Diagnosis of DGF is usually made by elevated serum Cr, which is a late signal of kidney injury. Early predict and treatment is essential for better outcome. Therefore, it would be ideal to find a marker better than Cr to early predict the acute kidney injury (19). In the study, we compared the serum NGAL with serum Cr as predictive biomarkers for DGF following kidney transplantation. The study showed that values of serum NGAL after transplantation was more useful than absolute or percentage of serum Cr decrease in predicting DGF. In both ROC and multivariable analyses, serum NGAL was superior to serum Cr in predicting early DGF. We have shown that absolute values of serum NGAL on the first hours of post-transplantation correspond with DGF, whereas Serum Cr values at these times poorly differentiate between groups. In addition, the results revealed that better accuracy and predictive power of serum Cr occurred at 4 or more days after transplantation. The absolute value of serum Cr on the post-transplantation day 1 and 4 for predicting DGF resulted in AUCs was (0.607, 95%CI: 0.346–0.868, P = 0.398) and (0.770, 95%CI: 0.562–0.977, P = 0.029), respectively. Therefore, serum NGAL detects DGF 1 to 3 days earlier than serum Cr after transplantation. Furthermore, urine output at 24 hours after transplantation had modest diagnostic performance AUC (0.747, 95% CI: 0.555–0.939, P = 0.045).
The accuracy and predictive power of serum Cr was affected by many of parameters such as age, sex and muscle mass, protein metabolism, volume of distribution, and drugs (20). Furthermore, the ability of creatinine to detect functional impairment is less than 50% (21). Several studies have been evaluated the role of urine or serum NGAL in predicting DGF after kidney transplantation, compare with traditional biomarkers such as serum Cr and urine output (22–24). Similar to our study they showed that NGAL level was more useful than serum Cr in early predicting DGF. In contrast, Mahdavi-Mazdeh et al. (25) reported ROC curve and AUCs of serum NGAL and serum Cr levels on the first post-transplantation day had similar significance in predicting DGF. However they showed that the highest AUC (0.82) was attributed to serum NGAL at 24 hour (P = 0.002). Parikh et al. (23) in 53 transplant patients from living and deceased donor found a better AUC (0.9) for urine NGAL in prediction of DGF than serum Cr. While, Mojtahedzadeh eta al. (26) in 69 transplant patients from deceased donor found a relative fall in serum Cr had higher AUC (0.821 vs. 0.790) compared to urine NGAL at 24 hour post-transplantation in prediction of DGF. In contrast to our findings, some of previous studies showed that NGAL level in early hours of postoperative were not able to differentiate patients with DGF from those with non-DGF (25, 26). Lebkowska, et al. (27) found a significant decrease in serum NGAL as early as 24 hours after transplantation, before the serum Cr level decreases. Two studies demonstrated that 48 hours urine NGAL showed larger AUCs and better sensitivity and specificity than those of early hours after transplantation (28, 29).

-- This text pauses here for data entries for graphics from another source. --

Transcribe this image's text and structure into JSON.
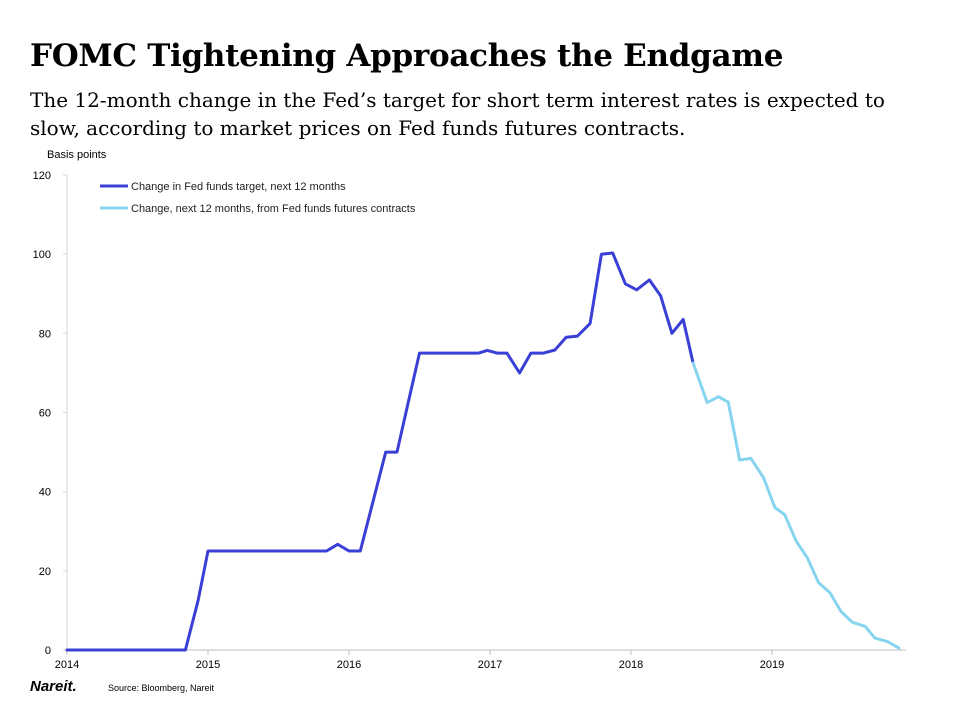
{
  "header": {
    "title": "FOMC Tightening Approaches the Endgame",
    "subtitle": "The 12-month change in the Fed’s target for short term interest rates is expected to slow, according to market prices on Fed funds futures contracts."
  },
  "footer": {
    "logo_text": "Nareit.",
    "source": "Source: Bloomberg, Nareit"
  },
  "chart_data": {
    "type": "line",
    "ylabel": "Basis points",
    "ylim": [
      0,
      120
    ],
    "yticks": [
      0,
      20,
      40,
      60,
      80,
      100,
      120
    ],
    "xlim": [
      2014,
      2019.95
    ],
    "xticks": [
      2014,
      2015,
      2016,
      2017,
      2018,
      2019
    ],
    "legend_position": "top-left",
    "grid": false,
    "series": [
      {
        "name": "Change in Fed funds target, next 12 months",
        "color": "#3a3fd6",
        "points": [
          [
            2014.0,
            0
          ],
          [
            2014.84,
            0
          ],
          [
            2014.93,
            12.5
          ],
          [
            2015.0,
            25
          ],
          [
            2015.84,
            25
          ],
          [
            2015.92,
            26.7
          ],
          [
            2016.0,
            25
          ],
          [
            2016.08,
            25
          ],
          [
            2016.17,
            37.5
          ],
          [
            2016.26,
            50
          ],
          [
            2016.34,
            50
          ],
          [
            2016.42,
            62.5
          ],
          [
            2016.5,
            75
          ],
          [
            2016.92,
            75
          ],
          [
            2016.98,
            75.7
          ],
          [
            2017.05,
            75
          ],
          [
            2017.12,
            75
          ],
          [
            2017.21,
            70
          ],
          [
            2017.29,
            75
          ],
          [
            2017.38,
            75
          ],
          [
            2017.46,
            75.8
          ],
          [
            2017.54,
            79
          ],
          [
            2017.62,
            79.3
          ],
          [
            2017.71,
            82.5
          ],
          [
            2017.79,
            100
          ],
          [
            2017.87,
            100.3
          ],
          [
            2017.96,
            92.5
          ],
          [
            2018.04,
            91
          ],
          [
            2018.13,
            93.5
          ],
          [
            2018.21,
            89.5
          ],
          [
            2018.29,
            80
          ],
          [
            2018.37,
            83.5
          ],
          [
            2018.44,
            72.5
          ]
        ]
      },
      {
        "name": "Change, next 12 months, from Fed funds futures contracts",
        "color": "#87d4ee",
        "points": [
          [
            2018.44,
            72.5
          ],
          [
            2018.54,
            62.5
          ],
          [
            2018.62,
            64
          ],
          [
            2018.69,
            62.6
          ],
          [
            2018.77,
            48
          ],
          [
            2018.85,
            48.4
          ],
          [
            2018.94,
            43.5
          ],
          [
            2019.02,
            36
          ],
          [
            2019.09,
            34.2
          ],
          [
            2019.17,
            27.6
          ],
          [
            2019.25,
            23.3
          ],
          [
            2019.33,
            17
          ],
          [
            2019.41,
            14.5
          ],
          [
            2019.49,
            9.7
          ],
          [
            2019.57,
            7
          ],
          [
            2019.66,
            6
          ],
          [
            2019.73,
            3
          ],
          [
            2019.82,
            2.1
          ],
          [
            2019.9,
            0.5
          ]
        ]
      }
    ]
  }
}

Plasma and urine NGAL were evaluated and compare in some studies to investigate their performance to predict DGF (21, 22, 30). In some studies plasma NGAL showed an obviously higher sensitivity and a slightly higher specificity than those of urine NGAL, which supported the superiority of plasma NGAL over urine NGAL in predicting DGF within 24 hours following kidney transplantation (30). Hollmen et al. (21) found a higher AUC value of serum NGAL (AUC, 0.85) compared to urine NGAL (AUC, 0.74). However, Maier et al. (22) reported higher AUC (0.74) of urine NGAL compare to serum NGAL (0.73) at 24 hour post-transplantation to predict DGF. These contradictory findings may be due to differences in study designs or related to sample size. Therefore, large prospective kidney transplantation cohort with different sampling time points is required to illustrate the features of NGAL in predicting the risk of DGF.
The small sample size is the main limitation of this study, so further studies in larger cohorts is necessary to confirm our results. The small sample size also limited our ability to evaluate meaningfully between different variables and to examine important patient subgroups. In addition, due to the low sample size, a multivariate analysis of the combination of the two biomarkers was not possible. Another limitation of this study was the unavailability of cold ischemia time.
In conclusion, the study showed that the superior of serum NGAL to serum Cr as an early predictor of graft function and DGF. Serum NGAL at the early hours after transplantation also demonstrates excellent potential for predicting DGF with fair sensitivity and specificity. While, measuring serum Cr at 24 hour post-transplantation did not help in the diagnosis of DGF. Our findings emphasize the promising role that NGAL serum can play as an early indicator of DGF.